My definition:  Minimalism is about creating space for the things you love.  Maybe that's physical space and you're focusing on clutter.  Maybe that's time and energy and you're adjusting your work week.  Maybe it's emotional space and you are letting go of relationships that are draining.  Whatever.

It's not about living without.  It's about only having what you need and what you love, realizing that anything extra takes away from the joy of life.  It's not all about thrift shopping.  Maybe instead of ten cheap pairs of pants I want to own three really nice ones. 

It's about choosing what I want in my life, what feels good in my heart.  It's about knowing when I have enough.  It's about living with intent.  It's about slowing down.  It's about making this very moment important, no matter what I'm doing.  It's about not choosing things based on what other people say I should want.  It's about listening to my own heart and letting it help me find myself.  Chipping away at all the garbage the world has buried me in.

It's about thinking.  Choosing.  And enjoying.

Monday, July 11, 2011

What's the Opposite of Wanderlust?

Our family just got back from San Francisco.  It was perfect weather.  The completely different scenery and diverse population were fascinating.  Everyone got along almost all the time.  We had a great time -- success!

But even on the heels of this successful adventure I will readily admit I don't like to travel.  It's just not in my top ten list of things I like to do.  Probably not in my top one hundred.  And to some people that's a crime.  It's just not right to not like to travel.

About a year ago I was with a group of women, chatting.  One of them mentioned a trip she was planning and how excited she was.  The rest of the group got excited as well, talking about how much fun they were going to have.  I said I didn't like to travel (at an appropriate time, not just in the middle of everything).  The room went silent.

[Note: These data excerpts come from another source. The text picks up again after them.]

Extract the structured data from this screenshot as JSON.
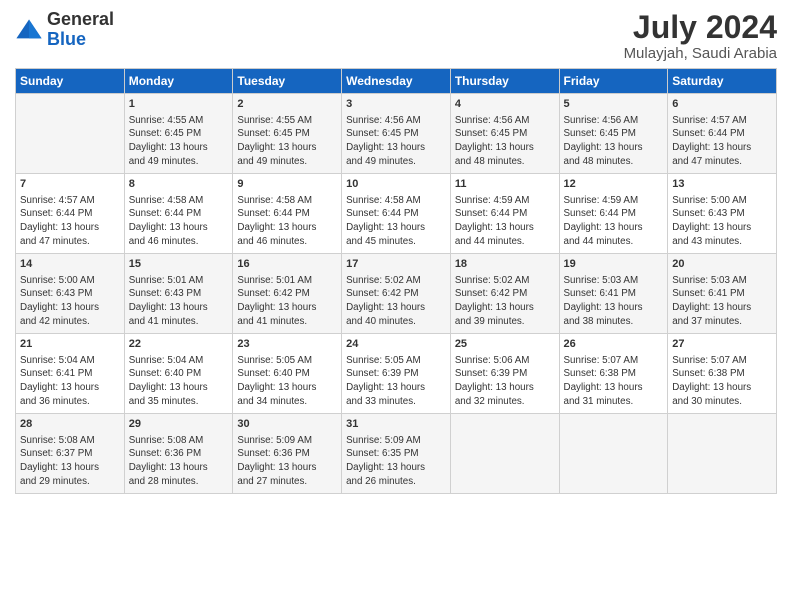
{
  "header": {
    "logo_general": "General",
    "logo_blue": "Blue",
    "month_title": "July 2024",
    "location": "Mulayjah, Saudi Arabia"
  },
  "days_of_week": [
    "Sunday",
    "Monday",
    "Tuesday",
    "Wednesday",
    "Thursday",
    "Friday",
    "Saturday"
  ],
  "weeks": [
    [
      {
        "day": "",
        "info": ""
      },
      {
        "day": "1",
        "info": "Sunrise: 4:55 AM\nSunset: 6:45 PM\nDaylight: 13 hours\nand 49 minutes."
      },
      {
        "day": "2",
        "info": "Sunrise: 4:55 AM\nSunset: 6:45 PM\nDaylight: 13 hours\nand 49 minutes."
      },
      {
        "day": "3",
        "info": "Sunrise: 4:56 AM\nSunset: 6:45 PM\nDaylight: 13 hours\nand 49 minutes."
      },
      {
        "day": "4",
        "info": "Sunrise: 4:56 AM\nSunset: 6:45 PM\nDaylight: 13 hours\nand 48 minutes."
      },
      {
        "day": "5",
        "info": "Sunrise: 4:56 AM\nSunset: 6:45 PM\nDaylight: 13 hours\nand 48 minutes."
      },
      {
        "day": "6",
        "info": "Sunrise: 4:57 AM\nSunset: 6:44 PM\nDaylight: 13 hours\nand 47 minutes."
      }
    ],
    [
      {
        "day": "7",
        "info": "Sunrise: 4:57 AM\nSunset: 6:44 PM\nDaylight: 13 hours\nand 47 minutes."
      },
      {
        "day": "8",
        "info": "Sunrise: 4:58 AM\nSunset: 6:44 PM\nDaylight: 13 hours\nand 46 minutes."
      },
      {
        "day": "9",
        "info": "Sunrise: 4:58 AM\nSunset: 6:44 PM\nDaylight: 13 hours\nand 46 minutes."
      },
      {
        "day": "10",
        "info": "Sunrise: 4:58 AM\nSunset: 6:44 PM\nDaylight: 13 hours\nand 45 minutes."
      },
      {
        "day": "11",
        "info": "Sunrise: 4:59 AM\nSunset: 6:44 PM\nDaylight: 13 hours\nand 44 minutes."
      },
      {
        "day": "12",
        "info": "Sunrise: 4:59 AM\nSunset: 6:44 PM\nDaylight: 13 hours\nand 44 minutes."
      },
      {
        "day": "13",
        "info": "Sunrise: 5:00 AM\nSunset: 6:43 PM\nDaylight: 13 hours\nand 43 minutes."
      }
    ],
    [
      {
        "day": "14",
        "info": "Sunrise: 5:00 AM\nSunset: 6:43 PM\nDaylight: 13 hours\nand 42 minutes."
      },
      {
        "day": "15",
        "info": "Sunrise: 5:01 AM\nSunset: 6:43 PM\nDaylight: 13 hours\nand 41 minutes."
      },
      {
        "day": "16",
        "info": "Sunrise: 5:01 AM\nSunset: 6:42 PM\nDaylight: 13 hours\nand 41 minutes."
      },
      {
        "day": "17",
        "info": "Sunrise: 5:02 AM\nSunset: 6:42 PM\nDaylight: 13 hours\nand 40 minutes."
      },
      {
        "day": "18",
        "info": "Sunrise: 5:02 AM\nSunset: 6:42 PM\nDaylight: 13 hours\nand 39 minutes."
      },
      {
        "day": "19",
        "info": "Sunrise: 5:03 AM\nSunset: 6:41 PM\nDaylight: 13 hours\nand 38 minutes."
      },
      {
        "day": "20",
        "info": "Sunrise: 5:03 AM\nSunset: 6:41 PM\nDaylight: 13 hours\nand 37 minutes."
      }
    ],
    [
      {
        "day": "21",
        "info": "Sunrise: 5:04 AM\nSunset: 6:41 PM\nDaylight: 13 hours\nand 36 minutes."
      },
      {
        "day": "22",
        "info": "Sunrise: 5:04 AM\nSunset: 6:40 PM\nDaylight: 13 hours\nand 35 minutes."
      },
      {
        "day": "23",
        "info": "Sunrise: 5:05 AM\nSunset: 6:40 PM\nDaylight: 13 hours\nand 34 minutes."
      },
      {
        "day": "24",
        "info": "Sunrise: 5:05 AM\nSunset: 6:39 PM\nDaylight: 13 hours\nand 33 minutes."
      },
      {
        "day": "25",
        "info": "Sunrise: 5:06 AM\nSunset: 6:39 PM\nDaylight: 13 hours\nand 32 minutes."
      },
      {
        "day": "26",
        "info": "Sunrise: 5:07 AM\nSunset: 6:38 PM\nDaylight: 13 hours\nand 31 minutes."
      },
      {
        "day": "27",
        "info": "Sunrise: 5:07 AM\nSunset: 6:38 PM\nDaylight: 13 hours\nand 30 minutes."
      }
    ],
    [
      {
        "day": "28",
        "info": "Sunrise: 5:08 AM\nSunset: 6:37 PM\nDaylight: 13 hours\nand 29 minutes."
      },
      {
        "day": "29",
        "info": "Sunrise: 5:08 AM\nSunset: 6:36 PM\nDaylight: 13 hours\nand 28 minutes."
      },
      {
        "day": "30",
        "info": "Sunrise: 5:09 AM\nSunset: 6:36 PM\nDaylight: 13 hours\nand 27 minutes."
      },
      {
        "day": "31",
        "info": "Sunrise: 5:09 AM\nSunset: 6:35 PM\nDaylight: 13 hours\nand 26 minutes."
      },
      {
        "day": "",
        "info": ""
      },
      {
        "day": "",
        "info": ""
      },
      {
        "day": "",
        "info": ""
      }
    ]
  ]
}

They stared at me like I had two heads.  How could anyone not like to travel?  How can you possibly not want to visit every corner of the earth?  (Especially the travel agent in the room.  You'd have thought I just said her kids were ugly by how offended she seemed.)

I like reading about, hearing about, or watching documentaries about other places.  Other people and lifestyles fascinate me.  But not enough to want to go there.  I just really like where I am.  There are enough incredible things to see within a two or three hour range of my house to keep me busy and satisfied for a lifetime.  Actually, there's enough in my own town to keep me happy for a lifetime.  I just honestly cannot think of another place in the world I'm dying to visit.  My life will be perfectly complete if I never leave my hometown again.

But what I found most interesting in this whole thing is how strongly it affected the other women in the room.  Why should they care if I don't like to travel?  Why would they spend the next fifteen minutes trying to convince me that if I were with the right person or "did it right" then I would love to travel?  Why isn't it okay for me to feel differently about something they love?

I bear no ill will toward those who like to travel.  In fact, I love hearing about their trips when they come back.  I love watching their faces light up as they describe each incredible thing they saw or did.

I love differences of opinion (as long as they are handled respectfully).  I think that's what makes our world function.  How would we survive if no one wanted to farm because everyone wanted to be an electrical enigineer?  What would happen if all little boys grew up to be firefighters and no one became a garbage man?  We need diversity.

So feel how you want to feel.  Celebrate what you want to celebrate.  Love what you want to love.  And please offer me the same freedoms.